「トランプ色」帯びる中南米=米の武力行使や選挙介入で



【サンパウロ時事】中南米諸国では、1年前に返り咲いたトランプ米大統領が選挙介入などを通じて影響力を強め、各政権が米国に従順な「トランプ色」を帯びてきた。中南米を「裏庭」と見なす米国は、年初にベネズエラに武力を行使しており、伝統的な勢力圏である同地域への干渉は一層強まる見通しだ。

「イデオロギーや政治の多様性がある新たな時代だ」。今月3日に米軍に拘束されたマドゥロ大統領の職務を代行するベネズエラのロドリゲス暫定大統領は14日、就任後初の記者会見で訴えた。ロドリゲス氏は副大統領としてマドゥロ氏の反米左派政権を支えてきたが、一転。就任早々、政治犯釈放や石油産業の法改正など米国の意向に沿った方針を打ち出した。トランプ氏は「非常にうまくいっている」と歓迎している。

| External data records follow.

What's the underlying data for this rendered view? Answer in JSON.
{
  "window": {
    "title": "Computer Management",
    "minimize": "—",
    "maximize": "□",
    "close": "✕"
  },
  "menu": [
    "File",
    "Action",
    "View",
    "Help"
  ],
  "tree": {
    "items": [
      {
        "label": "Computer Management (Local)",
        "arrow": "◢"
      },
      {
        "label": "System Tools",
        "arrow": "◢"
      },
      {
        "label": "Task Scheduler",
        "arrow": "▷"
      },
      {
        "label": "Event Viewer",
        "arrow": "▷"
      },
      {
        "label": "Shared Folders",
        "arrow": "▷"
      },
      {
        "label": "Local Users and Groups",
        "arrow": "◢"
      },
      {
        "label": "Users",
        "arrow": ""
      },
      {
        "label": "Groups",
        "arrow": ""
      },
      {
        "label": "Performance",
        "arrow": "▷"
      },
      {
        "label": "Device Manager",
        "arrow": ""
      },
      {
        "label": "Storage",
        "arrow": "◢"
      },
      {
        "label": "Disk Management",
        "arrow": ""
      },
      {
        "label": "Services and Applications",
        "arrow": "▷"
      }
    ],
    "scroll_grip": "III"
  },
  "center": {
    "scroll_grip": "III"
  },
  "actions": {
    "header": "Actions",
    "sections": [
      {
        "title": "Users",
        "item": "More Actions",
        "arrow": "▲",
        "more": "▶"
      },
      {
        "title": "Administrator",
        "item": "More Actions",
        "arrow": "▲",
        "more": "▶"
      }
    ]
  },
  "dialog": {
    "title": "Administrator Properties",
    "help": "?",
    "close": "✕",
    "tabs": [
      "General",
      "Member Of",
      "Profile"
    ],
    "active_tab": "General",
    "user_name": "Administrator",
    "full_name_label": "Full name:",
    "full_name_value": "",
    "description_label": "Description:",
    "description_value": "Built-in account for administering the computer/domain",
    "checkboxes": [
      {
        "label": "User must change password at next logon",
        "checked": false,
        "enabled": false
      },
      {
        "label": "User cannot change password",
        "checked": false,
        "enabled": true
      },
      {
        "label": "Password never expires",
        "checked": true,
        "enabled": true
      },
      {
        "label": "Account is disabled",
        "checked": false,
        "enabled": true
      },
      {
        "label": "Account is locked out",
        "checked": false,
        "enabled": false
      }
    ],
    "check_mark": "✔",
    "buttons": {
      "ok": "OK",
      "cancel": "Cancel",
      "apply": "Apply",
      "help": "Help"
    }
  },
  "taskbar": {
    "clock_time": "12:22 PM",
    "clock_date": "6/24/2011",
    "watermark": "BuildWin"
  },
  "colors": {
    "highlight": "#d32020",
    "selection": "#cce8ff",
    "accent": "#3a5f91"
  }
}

昨年10月には、金融市場が変調を来したアルゼンチンの議会中間選挙で、トランプ氏の盟友のミレイ大統領率いる与党の苦戦が事前に伝えられると、米国は金融支援を打ち出した。与党は圧勝し、危機を乗り越えた。11月のホンジュラス大統領選はトランプ氏が支持を表明した右派候補が当選して政権交代が決定。ボリビアやチリの大統領選では左傾化の揺り戻しもあり、親米派が勝利した。

海上交通の要衝パナマに関しても、トランプ氏は昨年1月の就任演説で1999年に返還したパナマ運河を取り戻すと表明。軍事圧力にさらされたパナマは中国の巨大経済圏構想「一帯一路」から離脱。移民対策などで米国との連携を深めている。

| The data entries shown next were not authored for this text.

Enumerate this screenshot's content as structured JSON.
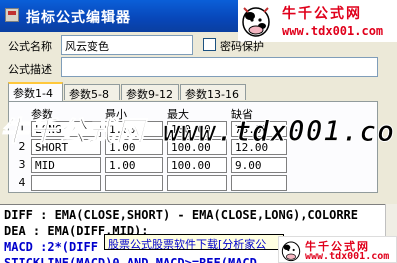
{
  "window": {
    "title": "指标公式编辑器"
  },
  "brand": {
    "name": "牛千公式网",
    "url": "www.tdx001.com"
  },
  "form": {
    "name_label": "公式名称",
    "name_value": "风云变色",
    "password_label": "密码保护",
    "desc_label": "公式描述",
    "desc_value": ""
  },
  "tabs": [
    "参数1-4",
    "参数5-8",
    "参数9-12",
    "参数13-16"
  ],
  "params": {
    "headers": [
      "参数",
      "最小",
      "最大",
      "缺省"
    ],
    "rows": [
      {
        "num": "1",
        "name": "LONG",
        "min": "1.00",
        "max": "100.00",
        "default": "73.00"
      },
      {
        "num": "2",
        "name": "SHORT",
        "min": "1.00",
        "max": "100.00",
        "default": "12.00"
      },
      {
        "num": "3",
        "name": "MID",
        "min": "1.00",
        "max": "100.00",
        "default": "9.00"
      },
      {
        "num": "4",
        "name": "",
        "min": "",
        "max": "",
        "default": ""
      }
    ]
  },
  "watermark": "牛千公式网 www.tdx001.co",
  "code": [
    {
      "text": "DIFF : EMA(CLOSE,SHORT) - EMA(CLOSE,LONG),COLORRE",
      "color": "#000000"
    },
    {
      "text": "DEA  : EMA(DIFF,MID);",
      "color": "#000000"
    },
    {
      "text": "MACD :2*(DIFF",
      "color": "#0000cc"
    },
    {
      "text": "STICKLINE(MACD)0 AND MACD>=REF(MACD",
      "color": "#0000cc"
    }
  ],
  "tooltip": "股票公式股票软件下载[分析家公",
  "colors": {
    "accent_red": "#e0001b",
    "titlebar": "#0a5fd8"
  }
}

隣国メキシコには、米国への合成麻薬フェンタニルの流入阻止対策が不十分などとして3月に25%の関税を導入。自由貿易協定を通じて米国と経済的なつながりが深いメキシコは、国境管理などで積極的に協力せざるを得なかった。米国の要求はエスカレート。麻薬カルテルを攻撃するためメキシコでの「米軍の展開」を認めるよう求めており、今年大きな摩擦に発展しそうだ。

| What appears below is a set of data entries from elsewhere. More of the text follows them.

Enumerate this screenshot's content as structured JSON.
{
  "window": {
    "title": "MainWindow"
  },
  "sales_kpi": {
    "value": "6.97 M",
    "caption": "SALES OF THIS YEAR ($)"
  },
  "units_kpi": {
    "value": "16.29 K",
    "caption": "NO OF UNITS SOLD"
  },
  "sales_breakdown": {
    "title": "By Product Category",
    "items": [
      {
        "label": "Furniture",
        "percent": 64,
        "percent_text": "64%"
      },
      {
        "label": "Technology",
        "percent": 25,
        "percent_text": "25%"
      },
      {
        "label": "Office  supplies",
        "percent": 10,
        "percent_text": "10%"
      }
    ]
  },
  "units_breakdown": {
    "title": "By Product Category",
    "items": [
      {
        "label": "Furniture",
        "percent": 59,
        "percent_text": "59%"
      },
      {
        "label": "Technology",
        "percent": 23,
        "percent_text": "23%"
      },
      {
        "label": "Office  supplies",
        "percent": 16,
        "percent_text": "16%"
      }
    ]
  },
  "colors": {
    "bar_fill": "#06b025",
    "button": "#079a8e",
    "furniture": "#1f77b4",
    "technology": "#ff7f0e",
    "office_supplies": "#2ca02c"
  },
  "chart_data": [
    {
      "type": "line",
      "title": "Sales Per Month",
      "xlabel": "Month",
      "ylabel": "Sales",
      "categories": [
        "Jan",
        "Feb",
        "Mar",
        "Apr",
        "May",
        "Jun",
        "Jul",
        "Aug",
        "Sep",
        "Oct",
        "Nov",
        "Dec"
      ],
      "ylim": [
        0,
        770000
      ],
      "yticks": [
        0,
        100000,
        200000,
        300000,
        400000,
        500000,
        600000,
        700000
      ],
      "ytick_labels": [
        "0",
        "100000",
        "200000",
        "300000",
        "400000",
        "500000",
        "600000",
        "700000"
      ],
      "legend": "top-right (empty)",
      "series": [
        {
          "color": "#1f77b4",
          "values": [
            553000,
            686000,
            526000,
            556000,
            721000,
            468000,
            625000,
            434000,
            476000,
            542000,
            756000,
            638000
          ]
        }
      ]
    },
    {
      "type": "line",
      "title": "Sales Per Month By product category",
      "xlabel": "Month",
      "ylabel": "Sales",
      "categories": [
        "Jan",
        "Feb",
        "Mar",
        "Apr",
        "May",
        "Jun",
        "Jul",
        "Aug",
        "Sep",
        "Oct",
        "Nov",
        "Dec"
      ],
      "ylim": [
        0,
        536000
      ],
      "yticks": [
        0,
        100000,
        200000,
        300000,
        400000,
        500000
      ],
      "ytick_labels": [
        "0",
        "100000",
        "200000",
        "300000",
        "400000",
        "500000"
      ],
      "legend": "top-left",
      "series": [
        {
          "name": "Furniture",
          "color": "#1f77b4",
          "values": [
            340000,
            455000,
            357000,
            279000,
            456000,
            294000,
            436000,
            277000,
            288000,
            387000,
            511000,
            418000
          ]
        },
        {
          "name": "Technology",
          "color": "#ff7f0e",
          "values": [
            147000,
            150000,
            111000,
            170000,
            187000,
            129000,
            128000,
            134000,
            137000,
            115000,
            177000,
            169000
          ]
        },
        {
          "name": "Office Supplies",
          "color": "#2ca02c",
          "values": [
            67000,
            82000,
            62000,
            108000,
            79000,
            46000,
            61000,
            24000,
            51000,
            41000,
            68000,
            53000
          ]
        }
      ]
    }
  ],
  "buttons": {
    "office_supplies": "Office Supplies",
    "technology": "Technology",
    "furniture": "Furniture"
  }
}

今年はコロンビアやブラジルで大統領選が行われる。両国の左派政権と対立するトランプ氏は、政権交代を支援しようと選挙に介入する可能性が高い。反米独裁のキューバには、トランプ氏が「手遅れになる前に取引することを勧告する」と警告。キューバでは最近、紛争への準備状況を点検する国防会議が開かれたと報じられており、ベネズエラに次ぐ米国の軍事作戦に神経をとがらせているようだ。